Le calcul économique est simple à poser, même sans données statistiques précises sur les taux de réussite : il faut mettre en balance le coût de la nouvelle soumission — frais de grading, envoi assuré, éventuel pressage professionnel, délai d'immobilisation du livre pendant plusieurs semaines — face au gain de valeur espéré si le livre remonte effectivement d'un cran. Sur un comic courant, dont le premium de valeur entre 9.0 et 9.2 se compte en quelques euros, l'opération n'a quasiment jamais de sens : les frais dépassent largement le gain potentiel. Sur une clé recherchée, où l'écart de valeur entre les deux grades peut représenter une somme significative, la resoumission peut se justifier économiquement, à condition d'accepter un risque réel : un nouveau passage devant un gradeur peut tout aussi bien confirmer le 9.0 initial, voire faire ressortir un défaut qui n'avait pas été jugé pénalisant la première fois et faire redescendre la note. Le grading n'est pas une science exacte à la décimale près, et la subjectivité inhérente à l'évaluation humaine joue dans les deux sens.
Pour la plupart des collectionneurs, il est plus rentable de chercher directement un exemplaire déjà gradé 9.2 sur le marché plutôt que de parier sur une resoumission incertaine — sauf attachement particulier à l'exemplaire que l'on possède déjà, ou volonté de le faire signer par un auteur à l'occasion de cette nouvelle soumission.
Guide d'achat : 9.0 ou 9.2, comment trancher selon votre projet
Voici une méthode concrète pour décider, au moment d'un achat, si le supplément demandé pour un 9.2 est justifié par rapport à un 9.0 disponible à meilleur prix.
- Pour un livre que vous comptez lire ou manipuler régulièrement : le 9.0 est amplement suffisant.
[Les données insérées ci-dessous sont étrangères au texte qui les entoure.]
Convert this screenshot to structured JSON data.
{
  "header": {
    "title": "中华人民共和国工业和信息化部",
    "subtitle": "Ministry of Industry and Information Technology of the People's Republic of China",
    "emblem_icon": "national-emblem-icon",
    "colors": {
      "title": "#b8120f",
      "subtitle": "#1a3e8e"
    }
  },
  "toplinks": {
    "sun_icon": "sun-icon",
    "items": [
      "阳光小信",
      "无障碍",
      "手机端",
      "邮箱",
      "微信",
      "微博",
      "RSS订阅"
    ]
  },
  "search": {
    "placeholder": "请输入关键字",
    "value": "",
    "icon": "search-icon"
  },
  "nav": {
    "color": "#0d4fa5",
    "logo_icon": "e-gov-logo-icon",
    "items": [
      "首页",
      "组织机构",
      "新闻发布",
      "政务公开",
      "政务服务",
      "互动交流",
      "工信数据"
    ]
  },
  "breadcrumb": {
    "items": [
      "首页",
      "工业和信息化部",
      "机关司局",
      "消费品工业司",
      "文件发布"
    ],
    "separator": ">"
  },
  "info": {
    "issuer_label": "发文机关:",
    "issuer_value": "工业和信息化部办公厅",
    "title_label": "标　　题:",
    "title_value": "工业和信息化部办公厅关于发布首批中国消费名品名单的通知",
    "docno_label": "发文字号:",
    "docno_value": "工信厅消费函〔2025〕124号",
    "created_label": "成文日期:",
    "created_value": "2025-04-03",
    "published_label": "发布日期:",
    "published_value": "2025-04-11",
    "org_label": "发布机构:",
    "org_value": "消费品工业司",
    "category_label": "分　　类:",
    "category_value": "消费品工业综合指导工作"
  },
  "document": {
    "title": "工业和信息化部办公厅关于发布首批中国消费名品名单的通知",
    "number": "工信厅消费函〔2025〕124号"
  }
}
À l'usage, la différence de préservation entre les deux grades n'apporte rien de perceptible, et vous économisez le premium sans rien perdre en plaisir de lecture.
- Pour l'exposition en vitrine ou en cadre : à distance normale de visionnage, personne ne distingue un 9.0 d'un 9.2. Réservez le budget supplémentaire à un autre exemplaire de votre collection plutôt qu'à ce cran de grade.
- Pour une clé majeure envisagée comme placement long terme : le 9.2 mérite d'être considéré si l'écart de prix reste raisonnable par rapport au 9.0, car il vous positionne d'emblée sur le premier échelon de la fourchette « vraiment recherchée » par le marché, avec une meilleure liquidité à la revente.
- Comparez toujours le prix au grade juste au-dessus (9.4) avant de trancher entre 9.0 et 9.2 : il arrive qu'un 9.4 proposé à un prix proche du 9.2 constitue en réalité la meilleure affaire des trois.
- Vérifiez le certificat CGC en ligne (numéro de certification) pour confirmer que le grade affiché correspond bien à l'exemplaire physique proposé, et pas à une simple photo générique.
- Consultez le population report du numéro précis qui vous intéresse plutôt que de vous fier à une règle générale sur la rareté relative du 9.0 et du 9.2 — elle varie énormément d'un titre à l'autre.
- Méfiez-vous des primes gonflées par l'actualité (sortie de film, annonce) sur les grades intermédiaires : privilégiez une cote basée sur des ventes réelles récentes plutôt que sur l'emballement du moment.
- Ne négligez pas les frais annexes : assurance à l'envoi, frais de port sécurisés pour un slab, éventuelle réévaluation d'assurance de collection — un 9.2 plus cher à l'achat coûte aussi un peu plus cher à assurer et à transporter.
- Tenez un registre précis de vos acquisitions — grade, numéro de certification, prix payé — pour pouvoir comparer objectivement vos futurs achats. Une application de gestion de collection centralise ces informations et facilite le suivi dans la durée.